Anterior ischemic optic neuropathy (AION) presents with a sudden loss of visual field (often altitudinal), usually involving fixation, in an older individual. The loss is usually stable after onset, with no improvement, and only occasionally, progressive over several days to weeks. In contrast to the hyperemic appearance that usually accompanies optic nerve head edema, pale disk swelling is present involving a sector or the full disk, sometimes with accompanying flame hemorrhages. The cup-to-disk ratio is typically small (0.1-0.2) bilaterally.

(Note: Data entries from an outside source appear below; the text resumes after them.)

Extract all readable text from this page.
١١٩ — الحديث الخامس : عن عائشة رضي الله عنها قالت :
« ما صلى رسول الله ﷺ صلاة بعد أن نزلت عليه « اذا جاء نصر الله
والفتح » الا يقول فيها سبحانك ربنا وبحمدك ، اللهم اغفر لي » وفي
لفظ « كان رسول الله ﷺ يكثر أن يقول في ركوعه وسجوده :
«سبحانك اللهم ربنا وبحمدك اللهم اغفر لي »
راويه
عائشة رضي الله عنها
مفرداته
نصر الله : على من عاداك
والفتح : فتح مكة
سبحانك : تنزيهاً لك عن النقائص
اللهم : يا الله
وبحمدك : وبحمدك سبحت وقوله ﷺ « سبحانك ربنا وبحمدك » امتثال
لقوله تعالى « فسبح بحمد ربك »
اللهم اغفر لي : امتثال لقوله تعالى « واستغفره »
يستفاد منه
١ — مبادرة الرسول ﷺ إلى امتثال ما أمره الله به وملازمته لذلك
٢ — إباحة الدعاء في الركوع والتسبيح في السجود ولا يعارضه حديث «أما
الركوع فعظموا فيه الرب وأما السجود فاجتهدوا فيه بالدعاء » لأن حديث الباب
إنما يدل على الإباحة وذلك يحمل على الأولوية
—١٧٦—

The common, nonarteritic causes of AION (probably arteriosclerosis) need to be differentiated from arteritic (AAION) ones, such as giant cell arteritis (GCA). If untreated, the latter will involve the other eye in 75% of cases, often in a few days to weeks. These elderly individuals often have weight loss, masseter claudication, weakness, myalgias, elevated sedimentation rate, and painful scalp, temples, or forehead.
Management and Disposition
Routine ophthalmologic and medical evaluation is appropriate.
Consider AION in an elderly patient with sudden, usually painless, visual field loss.
Rule out GCA. Patients tend to be older (age > 55 years) and may have associated CRAO or cranial nerve palsies (III, IV, or VI) with diplopia.
Anterior Ischemic Optic Neuropathy. Pale disk swelling and flame hemorrhages are present. This patient also has an unrelated retinal scar owing to toxoplasmosis. (Photo contributor: William E. Cappaert, MD.)
Nonarteritic Anterior Ischemic Optic Neuropathy (NAAION). Pallor of the entire temporal disk is seen in a patient with NAAION. (Photo contributor: Jeffrey Goshe, MD.)
Arteritic Anterior Ischemic Optic Neuropathy (AAION). Characteristic “pallid disk edema” of AAION in a patient with significant vision loss with confirmed giant cell arteritis. (Used with permission from The University of Iowa and EyeRounds.org.)